15. declaração de indisponibilidade de diretores e ex-administradores de entidades financeiras em regime de intervenção ou liquidação extrajudicial.»  

           É significativo que um provimento, recrutando os usos em curso nos registros imobiliários de São Paulo −são 18 esses ofícios−, não tenha encontrado hipótese para apoiar a mudança de nome referível às apontadas «outras circunstâncias».

           Cabe, no entanto, indicar uma hipótese de todo controversa e que, à altura, não se quis (ou não de pôde) incluir no provimento. Aqui se trata da mudança registral positiva (é dizer, de acréscimo no registro) decalcada em título nobiliárquico; exs.: Conde de Vareilles-Sommières, Marquês de Valdegamas, Comendador da Ordem da Legitimidade Proscrita (honraria concedida por Dom Sixto Enrique de Borbon-Parma, que é tido, por muitos, na condição de legítimo rei da Espanha).

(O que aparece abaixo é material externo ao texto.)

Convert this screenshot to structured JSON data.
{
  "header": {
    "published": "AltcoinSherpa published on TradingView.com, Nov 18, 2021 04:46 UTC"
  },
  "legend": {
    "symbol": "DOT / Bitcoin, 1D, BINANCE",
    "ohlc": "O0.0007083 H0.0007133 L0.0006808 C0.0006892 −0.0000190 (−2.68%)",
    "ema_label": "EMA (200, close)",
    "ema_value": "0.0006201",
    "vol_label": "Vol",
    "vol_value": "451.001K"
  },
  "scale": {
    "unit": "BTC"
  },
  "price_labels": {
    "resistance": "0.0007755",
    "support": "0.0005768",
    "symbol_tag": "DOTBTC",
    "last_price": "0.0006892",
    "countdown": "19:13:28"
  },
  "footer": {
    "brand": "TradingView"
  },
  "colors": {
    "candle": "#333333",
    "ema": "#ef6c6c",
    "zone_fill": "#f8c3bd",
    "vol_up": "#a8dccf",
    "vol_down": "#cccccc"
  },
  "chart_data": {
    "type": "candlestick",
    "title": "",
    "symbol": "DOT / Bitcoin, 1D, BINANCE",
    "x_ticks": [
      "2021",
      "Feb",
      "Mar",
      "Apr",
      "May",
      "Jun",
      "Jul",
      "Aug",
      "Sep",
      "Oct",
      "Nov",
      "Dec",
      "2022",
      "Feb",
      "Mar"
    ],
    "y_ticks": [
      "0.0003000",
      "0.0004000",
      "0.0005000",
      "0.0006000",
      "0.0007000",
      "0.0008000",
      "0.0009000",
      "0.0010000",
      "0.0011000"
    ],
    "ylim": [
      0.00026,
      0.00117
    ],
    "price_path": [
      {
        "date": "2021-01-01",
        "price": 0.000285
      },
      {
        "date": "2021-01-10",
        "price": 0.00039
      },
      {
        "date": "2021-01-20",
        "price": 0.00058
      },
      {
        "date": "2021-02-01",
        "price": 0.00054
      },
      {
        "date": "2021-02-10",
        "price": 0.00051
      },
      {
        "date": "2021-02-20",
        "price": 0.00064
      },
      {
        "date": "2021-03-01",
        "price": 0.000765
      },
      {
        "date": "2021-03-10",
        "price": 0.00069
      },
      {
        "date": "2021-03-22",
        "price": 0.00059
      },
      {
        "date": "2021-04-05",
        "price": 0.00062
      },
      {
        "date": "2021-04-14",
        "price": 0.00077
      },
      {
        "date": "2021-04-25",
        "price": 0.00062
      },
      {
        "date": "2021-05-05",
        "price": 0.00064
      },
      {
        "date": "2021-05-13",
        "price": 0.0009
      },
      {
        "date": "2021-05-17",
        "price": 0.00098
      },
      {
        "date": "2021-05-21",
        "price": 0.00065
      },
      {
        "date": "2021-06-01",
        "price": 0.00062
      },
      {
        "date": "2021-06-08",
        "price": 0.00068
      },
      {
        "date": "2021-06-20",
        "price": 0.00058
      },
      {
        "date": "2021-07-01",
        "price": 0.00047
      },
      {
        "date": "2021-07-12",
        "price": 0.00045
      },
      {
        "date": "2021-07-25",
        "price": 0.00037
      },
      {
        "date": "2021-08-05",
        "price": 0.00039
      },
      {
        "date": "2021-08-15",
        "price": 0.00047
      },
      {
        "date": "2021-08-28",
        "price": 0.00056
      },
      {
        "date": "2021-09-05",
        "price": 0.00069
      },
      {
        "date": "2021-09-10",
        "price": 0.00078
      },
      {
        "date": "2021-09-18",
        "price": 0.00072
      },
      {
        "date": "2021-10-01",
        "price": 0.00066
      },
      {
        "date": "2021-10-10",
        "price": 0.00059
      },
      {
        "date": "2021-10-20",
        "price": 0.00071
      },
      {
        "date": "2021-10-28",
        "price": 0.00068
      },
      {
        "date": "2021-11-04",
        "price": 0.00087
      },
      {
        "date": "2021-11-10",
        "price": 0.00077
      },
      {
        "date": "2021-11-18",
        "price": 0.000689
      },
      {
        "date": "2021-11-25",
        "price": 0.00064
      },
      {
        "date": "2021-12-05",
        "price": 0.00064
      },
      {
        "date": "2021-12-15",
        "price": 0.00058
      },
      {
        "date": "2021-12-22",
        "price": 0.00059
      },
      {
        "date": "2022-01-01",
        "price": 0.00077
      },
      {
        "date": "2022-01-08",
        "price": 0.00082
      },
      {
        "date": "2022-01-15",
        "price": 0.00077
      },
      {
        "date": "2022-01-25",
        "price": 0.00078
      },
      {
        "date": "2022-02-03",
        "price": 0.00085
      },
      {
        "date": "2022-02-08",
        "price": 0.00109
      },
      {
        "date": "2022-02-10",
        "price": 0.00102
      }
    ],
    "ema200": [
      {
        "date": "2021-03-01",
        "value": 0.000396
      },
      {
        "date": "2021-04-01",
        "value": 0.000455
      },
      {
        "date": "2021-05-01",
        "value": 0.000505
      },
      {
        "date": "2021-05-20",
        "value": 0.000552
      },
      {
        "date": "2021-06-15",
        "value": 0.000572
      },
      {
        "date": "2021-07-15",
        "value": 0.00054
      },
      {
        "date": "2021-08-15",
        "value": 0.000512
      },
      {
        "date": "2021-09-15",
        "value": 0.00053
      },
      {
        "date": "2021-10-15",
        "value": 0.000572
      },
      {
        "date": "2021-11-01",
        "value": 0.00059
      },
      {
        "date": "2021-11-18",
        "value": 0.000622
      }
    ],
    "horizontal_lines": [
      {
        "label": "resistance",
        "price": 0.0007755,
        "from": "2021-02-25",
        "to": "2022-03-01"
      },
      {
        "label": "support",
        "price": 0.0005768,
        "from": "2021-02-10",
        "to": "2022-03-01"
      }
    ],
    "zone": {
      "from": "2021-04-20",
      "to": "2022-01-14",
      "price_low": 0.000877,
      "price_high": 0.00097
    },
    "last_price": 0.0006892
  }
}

           Acontece que se estabelecera em fins da década de 70 e início da de 80 o uso de averbar, no registro civil paulistano, o status nobiliárquico dos que se autodeclaravam possuí-lo. Por motivos, entretanto, que não vem ao caso, agora, comentar, a Justiça paulista interditou esse uso e determinou o cancelamento das averbações dos títulos correspondentes.

           É verdade que isso concerniu diretamente ao registro civil das pessoas naturais, mas não era, em 1988, nada prudente que tema tão controverso pudesse ser incluído num provimento que buscava recolher usos pacíficos e não conflituosos.